Cambodge : Angkor Thom
Les textes en italique de l'article sont extraits du livre de Roland Dorgelès : "La route Mandarine", écrit en 1925.
"… On voit grandir, coupant la route, une porte monumentale. Angkor Thom, la ville royale ! Jamais je n'oublierai ce sourire de pierre qui m'accueillit, à l'instant de franchir l'enceinte. Une tour grise que le temps a fendue, et dominant la voûte étroite, quatre visages humains couronnés de lotus, qui sourient aux quatre vents du ciel..."
Lorsque Jayavarman VII décide de créer Angkor Thom à la fin du XIIè siècle, il fait entourer la ville d'une haute muraille pour se prémunir d'une nouvelle attaque des troupes du Champa. Il est aussi possible que ce mur ait été bâti en fonction du Bayon (son temple d'état) dont il constituerait la quatrième enceinte.
Le mur, de 8 mètres de hauteur, qui entoure Angkor Thom (Traduction : la Grande Ville), la dernière capitale de l'Empire Khmer, forme un carré de 3 km de côté délimitant une surface de 900 ha. Elle accueillait en ses murs la cour du roi, les prêtes et les hauts fonctionnaires. On estime à un million de personnes la population qui vivait en dehors des fortifications. Angkor Thom restera capitale jusqu'au XVIIè siècle.
Le vaste quadrilatère d'Angkor Thom est partagé par deux axes, Nord-Sud et Est-Ouest, sur lesquels se situent quatre portes, plus une porte supplémentaire sur le côté Est qui conduit au palais royal. A la rencontre des deux axes, se trouve le grand Temple du Bayon. Des douves de 100 m de large et profondes de 5 à 6 mètres par endroits, entourent les 12 km de muraille.
On peut pénétrer dans Angkor Thom par cinq portes de conception identique. Quatre sont axées sur le Temple du Bayon :
On nomme ces portes : Porte Sud, Porte Nord, Porte Ouest, Porte Est, appelée aussi Porte des Morts. La cinquième entrée, à l'Est, axée sur le centre de la terrasse du Palais royal, est la Porte de la Victoire.
Chacune des cinq portes est surmontée d'une structure en forme de tour constitué de quatre visages. La tour médiane, la plus haute, domine le sol à près de 23 mètres. Les deux massifs de grès qui flanquent la tour centrale, moins hauts, sont couverts chacun par une tour à un seul visage.

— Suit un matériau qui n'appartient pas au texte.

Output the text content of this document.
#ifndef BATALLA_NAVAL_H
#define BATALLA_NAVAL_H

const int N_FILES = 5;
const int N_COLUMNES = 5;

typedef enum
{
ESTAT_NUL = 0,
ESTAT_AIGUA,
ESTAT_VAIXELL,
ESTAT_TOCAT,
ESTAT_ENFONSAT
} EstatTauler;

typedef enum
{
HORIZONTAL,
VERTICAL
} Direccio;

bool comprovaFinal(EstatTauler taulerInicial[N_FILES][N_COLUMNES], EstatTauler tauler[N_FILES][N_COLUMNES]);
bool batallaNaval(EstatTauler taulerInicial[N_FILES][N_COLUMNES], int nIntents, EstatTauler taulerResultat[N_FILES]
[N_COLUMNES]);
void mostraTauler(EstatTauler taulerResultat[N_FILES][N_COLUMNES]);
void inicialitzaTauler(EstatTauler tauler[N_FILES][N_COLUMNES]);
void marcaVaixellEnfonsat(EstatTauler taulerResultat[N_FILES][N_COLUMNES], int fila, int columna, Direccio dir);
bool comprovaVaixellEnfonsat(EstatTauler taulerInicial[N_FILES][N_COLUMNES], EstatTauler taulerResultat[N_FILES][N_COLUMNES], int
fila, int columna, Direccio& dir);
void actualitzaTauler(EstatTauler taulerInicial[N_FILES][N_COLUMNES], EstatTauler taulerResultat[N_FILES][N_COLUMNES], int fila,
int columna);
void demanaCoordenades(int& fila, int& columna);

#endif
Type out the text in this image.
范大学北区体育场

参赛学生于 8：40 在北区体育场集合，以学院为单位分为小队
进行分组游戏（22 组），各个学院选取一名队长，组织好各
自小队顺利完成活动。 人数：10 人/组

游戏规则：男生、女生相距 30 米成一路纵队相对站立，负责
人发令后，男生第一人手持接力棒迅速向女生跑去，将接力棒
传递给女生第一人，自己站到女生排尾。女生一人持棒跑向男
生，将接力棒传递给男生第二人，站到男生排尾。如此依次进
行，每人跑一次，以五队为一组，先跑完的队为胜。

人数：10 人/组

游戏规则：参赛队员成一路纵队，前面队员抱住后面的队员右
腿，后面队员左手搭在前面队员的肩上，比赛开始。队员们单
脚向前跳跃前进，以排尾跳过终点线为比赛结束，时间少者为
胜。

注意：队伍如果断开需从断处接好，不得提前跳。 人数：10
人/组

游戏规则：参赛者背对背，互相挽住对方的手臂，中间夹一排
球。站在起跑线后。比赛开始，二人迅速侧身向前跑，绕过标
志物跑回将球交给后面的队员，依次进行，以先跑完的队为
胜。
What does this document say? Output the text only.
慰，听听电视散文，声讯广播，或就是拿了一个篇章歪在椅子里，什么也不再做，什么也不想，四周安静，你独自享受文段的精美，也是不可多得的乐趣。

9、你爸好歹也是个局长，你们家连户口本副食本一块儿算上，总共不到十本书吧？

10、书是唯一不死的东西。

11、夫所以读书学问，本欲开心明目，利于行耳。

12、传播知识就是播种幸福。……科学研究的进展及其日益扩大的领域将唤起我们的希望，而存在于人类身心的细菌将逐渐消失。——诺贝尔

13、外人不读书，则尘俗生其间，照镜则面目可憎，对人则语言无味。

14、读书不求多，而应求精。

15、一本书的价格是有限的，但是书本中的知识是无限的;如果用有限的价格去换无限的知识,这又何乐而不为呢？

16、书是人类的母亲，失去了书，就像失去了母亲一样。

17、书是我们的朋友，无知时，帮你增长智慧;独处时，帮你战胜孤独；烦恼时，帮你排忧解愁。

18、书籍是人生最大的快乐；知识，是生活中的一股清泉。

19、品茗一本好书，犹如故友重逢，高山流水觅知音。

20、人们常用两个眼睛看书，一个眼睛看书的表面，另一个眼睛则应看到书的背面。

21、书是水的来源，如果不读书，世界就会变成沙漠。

On atteint la Porte Sud en franchissant les douves sur une digue large de 16 m, longue de 108 m et haute de près de 6 m. Sur la partie supérieure des murs de la digue, une margelle de grès supporte des géants de pierre de 2 m de hauteur tenant dans leurs bras le serpent nâga. Celui-ci dresse son capuchon et ses sept têtes à 4 m du sol, à l'entrée de la chaussée.
"De chaque côté de la chaussée, des géants de pierre soutiennent le nâga, le monstrueux serpent aux sept têtes en éventail. Des membres, des torses, attendent encore dans le fossé, débris épars d'un puzzle formidable..."
Les 54 géants du côté droit de la chaussée ont les traits accusés, les sourcils froncés, la bouche aux lèvres tombantes, les yeux ronds et globuleux, ce sont des démons (les Asura). Ceux du côté gauche, 54 également, ont les traits sereins, le front ceint d'un diadème surmonté d'une tiare conique, ce sont les dieux bienfaisants (les Deva). La plupart des têtes ont été remplacées par des moulages. Les 54 Deva et les 54 Asura forment le nombre sacré de 108 protecteurs de la cité.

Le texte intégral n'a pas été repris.